Joss partageait son bol fumant avec Caractacus, le chat perdant ses poils dans le lait.
« Tu es répugnant, Joss dit Everard en fronçant le nez.
-Prout répliqua celui-ci, le nez dans son bol.
-C’est tout ce que tu sais dire ? s’inquiéta ironiquement Everard.
-Non, je sais aussi dire tais-toi.
-Si on se couchait ? » proposa Hannah en voyant Charlie bailler.
On déroula les matelas. Joss cala sa tête contre le ventre de Caractacus, Charlie grommela que Caractacus prenait toute la place sur le matelas qu’il partageait avec Joss, Lockie se pelotonna dans son couffin et Félix tira un lourd fauteuil pour s’y assoupir.
Hannah ôta ses vieux godillots qui puaient la boue et la merde et le ruban rouge qui retenait sa queue de cheval. Ensuite, elle s’allongea sur le dos, sur son matelas, les yeux grands ouverts fixés au plafond parsemé de taches sombres qui faisaient des constellations.

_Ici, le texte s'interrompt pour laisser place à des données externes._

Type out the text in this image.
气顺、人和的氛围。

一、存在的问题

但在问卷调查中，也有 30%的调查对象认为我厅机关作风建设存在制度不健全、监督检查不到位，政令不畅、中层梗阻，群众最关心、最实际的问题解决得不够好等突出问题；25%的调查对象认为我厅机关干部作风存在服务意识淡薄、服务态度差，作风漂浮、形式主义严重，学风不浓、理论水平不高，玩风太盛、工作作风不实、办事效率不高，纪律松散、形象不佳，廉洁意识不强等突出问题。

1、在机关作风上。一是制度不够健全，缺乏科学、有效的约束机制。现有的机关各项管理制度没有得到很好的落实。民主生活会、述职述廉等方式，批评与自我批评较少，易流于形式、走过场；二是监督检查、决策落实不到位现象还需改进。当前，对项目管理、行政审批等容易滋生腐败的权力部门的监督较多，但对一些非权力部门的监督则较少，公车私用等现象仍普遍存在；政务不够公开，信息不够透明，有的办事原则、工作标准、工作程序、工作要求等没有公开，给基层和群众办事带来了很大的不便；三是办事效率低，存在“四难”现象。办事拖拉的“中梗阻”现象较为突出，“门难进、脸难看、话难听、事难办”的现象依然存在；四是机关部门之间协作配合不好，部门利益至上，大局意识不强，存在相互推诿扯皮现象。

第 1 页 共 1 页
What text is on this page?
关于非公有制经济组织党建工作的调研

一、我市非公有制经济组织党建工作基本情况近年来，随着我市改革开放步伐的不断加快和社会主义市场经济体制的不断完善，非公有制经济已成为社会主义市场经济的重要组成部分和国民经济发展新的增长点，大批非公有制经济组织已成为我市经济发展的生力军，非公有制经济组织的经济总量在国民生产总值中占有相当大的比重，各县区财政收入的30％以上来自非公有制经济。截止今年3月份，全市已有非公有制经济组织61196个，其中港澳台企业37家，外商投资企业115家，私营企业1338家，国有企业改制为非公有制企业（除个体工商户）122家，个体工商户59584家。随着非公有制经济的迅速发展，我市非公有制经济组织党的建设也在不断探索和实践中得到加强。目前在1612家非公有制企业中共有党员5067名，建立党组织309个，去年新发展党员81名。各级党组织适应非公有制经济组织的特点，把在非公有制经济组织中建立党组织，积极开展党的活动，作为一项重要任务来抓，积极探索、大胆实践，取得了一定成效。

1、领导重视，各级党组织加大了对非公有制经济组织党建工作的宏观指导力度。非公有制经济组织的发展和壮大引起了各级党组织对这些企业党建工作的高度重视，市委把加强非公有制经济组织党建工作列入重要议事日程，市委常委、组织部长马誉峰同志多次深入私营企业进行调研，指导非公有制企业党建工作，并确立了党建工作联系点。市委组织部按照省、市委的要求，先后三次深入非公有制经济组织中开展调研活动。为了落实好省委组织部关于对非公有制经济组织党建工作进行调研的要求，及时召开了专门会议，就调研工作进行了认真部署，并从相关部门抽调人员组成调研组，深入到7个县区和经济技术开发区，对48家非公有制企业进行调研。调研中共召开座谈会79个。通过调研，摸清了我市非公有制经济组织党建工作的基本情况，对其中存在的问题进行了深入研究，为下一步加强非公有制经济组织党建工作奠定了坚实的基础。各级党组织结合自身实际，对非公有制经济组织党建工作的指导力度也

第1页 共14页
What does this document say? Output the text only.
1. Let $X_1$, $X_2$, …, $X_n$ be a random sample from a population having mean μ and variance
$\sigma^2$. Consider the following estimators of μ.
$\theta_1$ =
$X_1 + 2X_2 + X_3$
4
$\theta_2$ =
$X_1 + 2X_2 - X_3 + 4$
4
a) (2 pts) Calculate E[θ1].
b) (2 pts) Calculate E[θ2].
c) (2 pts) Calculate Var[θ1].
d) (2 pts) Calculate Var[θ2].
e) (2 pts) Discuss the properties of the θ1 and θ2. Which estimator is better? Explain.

Quand elle n’entendit plus que des ronflements, elle se leva, enjamba maladroitement Joss et Caractacus et atteint la petite fenêtre aux verres noircis de fumée.
Hannah contempla longuement la lune et ses étoiles.
« Je me demande si…Si mes parents sont vivants quelque part. Et si oui, s’ils savent qu’ils ont une fille, une idiote de fille toute seule au milieu de ce monstre de ville qui pense à eux en regardant la nuit. Je voudrai tellement retrouver ma famille. Un petit morceau, au moins, juste un petit bout…Un oncle. Un cousin, une grand-mère. Je me sens seule. Trop petite pour affronter tout ce qui m’attend. Beaucoup trop, je voudrai tant qu’on me laisse un répit...Même si…Je crois savoir pour qui j’affronterais le monde. Oui, je sais pour qui. Cela me terrifie un peu. Ce type prend dans mon esprit la forme de l’unique…De l’unique et précis détonateur d’une histoire hallucinante. »
Hannah retourna vers son vieux matelas. Avant, elle jeta un coup d’œil sur Félix.
« Je me demande si…Il sait que je le regarde. Maintenant. C’est étrange de regarder les gens qui dorment, ils ont tous l’air si vulnérable… Qui qu’ils soient éveillés. »
Hannah se dirigea mollement ensuite vers son vieux matelas, la tête emplie de sentiments contradictoires, puis elle s’endormit et rêva beaucoup sans en avoir le souvenir au réveil.
Elle ne remarqua pas la pointe de quartz transparent que quelqu’un avait déposé sur son oreiller.